This study has three main objectives. The first objective is to examine the nature of an emergent IE industry at a number of different scales and in relation to the strategies and objectives of various institutional actors. Secondly, through in-depth interviews, I explore the motivations and experiences of students who had recently emigrated, often with their families, to Canada for education. The third objective is to understand the motivations and experiences of overseas-educated graduates who had subsequently returned, in this case to Hong Kong, to seek employment. A much fuller discussion of methods and empirical sources of data is provided in the appendix.
A couple of caveats that pertain to the limitations of the study and the extent to which generalisations can be drawn from these accounts need to be mentioned. My sample includes only those graduates who have made the decision to return. Although this seems to be the general trend amongst young Hong Kong immigrants to Canada (see also Kobayashi & Preston, 2007), there will, of course, be graduates who choose to stay.12 My findings are limited in that they only make claims about the value of an overseas degree for those who return to Hong Kong. Different geographies of cultural capital are likely to emerge in different spatial contexts.
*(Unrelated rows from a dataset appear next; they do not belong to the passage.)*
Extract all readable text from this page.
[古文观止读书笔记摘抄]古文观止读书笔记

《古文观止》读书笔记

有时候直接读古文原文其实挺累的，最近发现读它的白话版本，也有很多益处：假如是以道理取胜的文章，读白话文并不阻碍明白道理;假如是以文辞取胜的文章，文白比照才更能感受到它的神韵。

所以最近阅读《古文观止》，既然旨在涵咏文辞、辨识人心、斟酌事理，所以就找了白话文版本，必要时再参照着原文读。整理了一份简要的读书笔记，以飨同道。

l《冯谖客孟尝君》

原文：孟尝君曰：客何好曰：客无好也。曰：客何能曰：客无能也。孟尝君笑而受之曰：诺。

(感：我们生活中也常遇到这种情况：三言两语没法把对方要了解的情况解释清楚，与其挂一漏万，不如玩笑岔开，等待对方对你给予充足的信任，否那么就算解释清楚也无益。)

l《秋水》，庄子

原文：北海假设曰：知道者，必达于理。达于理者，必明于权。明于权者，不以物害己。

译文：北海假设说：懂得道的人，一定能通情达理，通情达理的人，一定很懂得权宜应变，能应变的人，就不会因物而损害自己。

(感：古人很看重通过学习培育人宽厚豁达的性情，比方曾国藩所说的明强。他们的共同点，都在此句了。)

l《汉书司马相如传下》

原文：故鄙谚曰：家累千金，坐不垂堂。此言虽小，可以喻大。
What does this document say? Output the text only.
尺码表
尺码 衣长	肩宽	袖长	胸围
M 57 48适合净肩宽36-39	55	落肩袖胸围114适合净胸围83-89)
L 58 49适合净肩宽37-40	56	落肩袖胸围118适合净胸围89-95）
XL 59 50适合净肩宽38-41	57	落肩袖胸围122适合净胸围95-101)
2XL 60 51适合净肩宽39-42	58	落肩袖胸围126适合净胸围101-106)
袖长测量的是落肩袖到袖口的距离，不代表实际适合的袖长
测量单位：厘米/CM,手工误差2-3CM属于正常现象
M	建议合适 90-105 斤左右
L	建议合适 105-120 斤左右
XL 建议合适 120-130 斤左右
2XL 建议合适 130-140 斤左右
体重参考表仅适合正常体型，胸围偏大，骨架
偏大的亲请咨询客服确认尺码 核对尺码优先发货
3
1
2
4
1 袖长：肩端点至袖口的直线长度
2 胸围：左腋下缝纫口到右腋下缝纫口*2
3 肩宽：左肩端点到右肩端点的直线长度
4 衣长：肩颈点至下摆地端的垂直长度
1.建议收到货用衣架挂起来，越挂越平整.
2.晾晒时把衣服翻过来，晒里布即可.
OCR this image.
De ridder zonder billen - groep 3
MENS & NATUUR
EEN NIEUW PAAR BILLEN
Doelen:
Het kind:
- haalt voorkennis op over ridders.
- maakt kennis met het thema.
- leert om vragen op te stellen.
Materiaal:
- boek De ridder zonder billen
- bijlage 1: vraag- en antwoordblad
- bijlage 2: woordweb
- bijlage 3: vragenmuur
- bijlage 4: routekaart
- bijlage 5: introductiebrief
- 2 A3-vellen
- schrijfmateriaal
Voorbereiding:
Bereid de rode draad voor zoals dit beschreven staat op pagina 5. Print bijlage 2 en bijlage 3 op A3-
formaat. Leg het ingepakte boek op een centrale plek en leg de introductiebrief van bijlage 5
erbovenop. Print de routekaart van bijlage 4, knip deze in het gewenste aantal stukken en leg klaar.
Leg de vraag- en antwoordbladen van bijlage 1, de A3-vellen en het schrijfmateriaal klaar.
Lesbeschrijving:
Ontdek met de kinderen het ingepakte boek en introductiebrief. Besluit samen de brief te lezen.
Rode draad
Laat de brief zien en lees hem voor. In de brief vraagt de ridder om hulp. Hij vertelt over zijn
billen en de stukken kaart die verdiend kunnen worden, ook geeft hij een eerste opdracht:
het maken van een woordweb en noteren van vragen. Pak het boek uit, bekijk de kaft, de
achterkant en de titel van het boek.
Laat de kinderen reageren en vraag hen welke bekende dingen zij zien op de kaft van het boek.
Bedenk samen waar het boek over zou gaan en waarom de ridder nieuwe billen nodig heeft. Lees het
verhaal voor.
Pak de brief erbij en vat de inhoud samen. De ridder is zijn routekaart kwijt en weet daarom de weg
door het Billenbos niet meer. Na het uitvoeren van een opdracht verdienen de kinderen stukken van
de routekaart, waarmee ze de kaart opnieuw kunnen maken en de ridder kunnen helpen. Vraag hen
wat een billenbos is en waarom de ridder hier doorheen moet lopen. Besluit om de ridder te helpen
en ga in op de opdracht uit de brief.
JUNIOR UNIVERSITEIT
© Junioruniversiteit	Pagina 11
A second caveat concerns the very narrow range of careers examined in this study. This range was limited by the employment experiences of my sample of graduates, and although their chosen careers match the career profiles of a larger dataset,13 I consequently am unable to comment on the value of the Canadian education for a broader range of jobs. It is, of course, possible that a local education may be more highly valued in certain other job sectors not encountered in this research. Despite these caveats, the study does provide a unique empirical insight into the processes and practices of internationalisation and transnationalism in relation to education that attempts to understand the wider structural contexts and the motivations and experiences of individual students, graduates, and their families.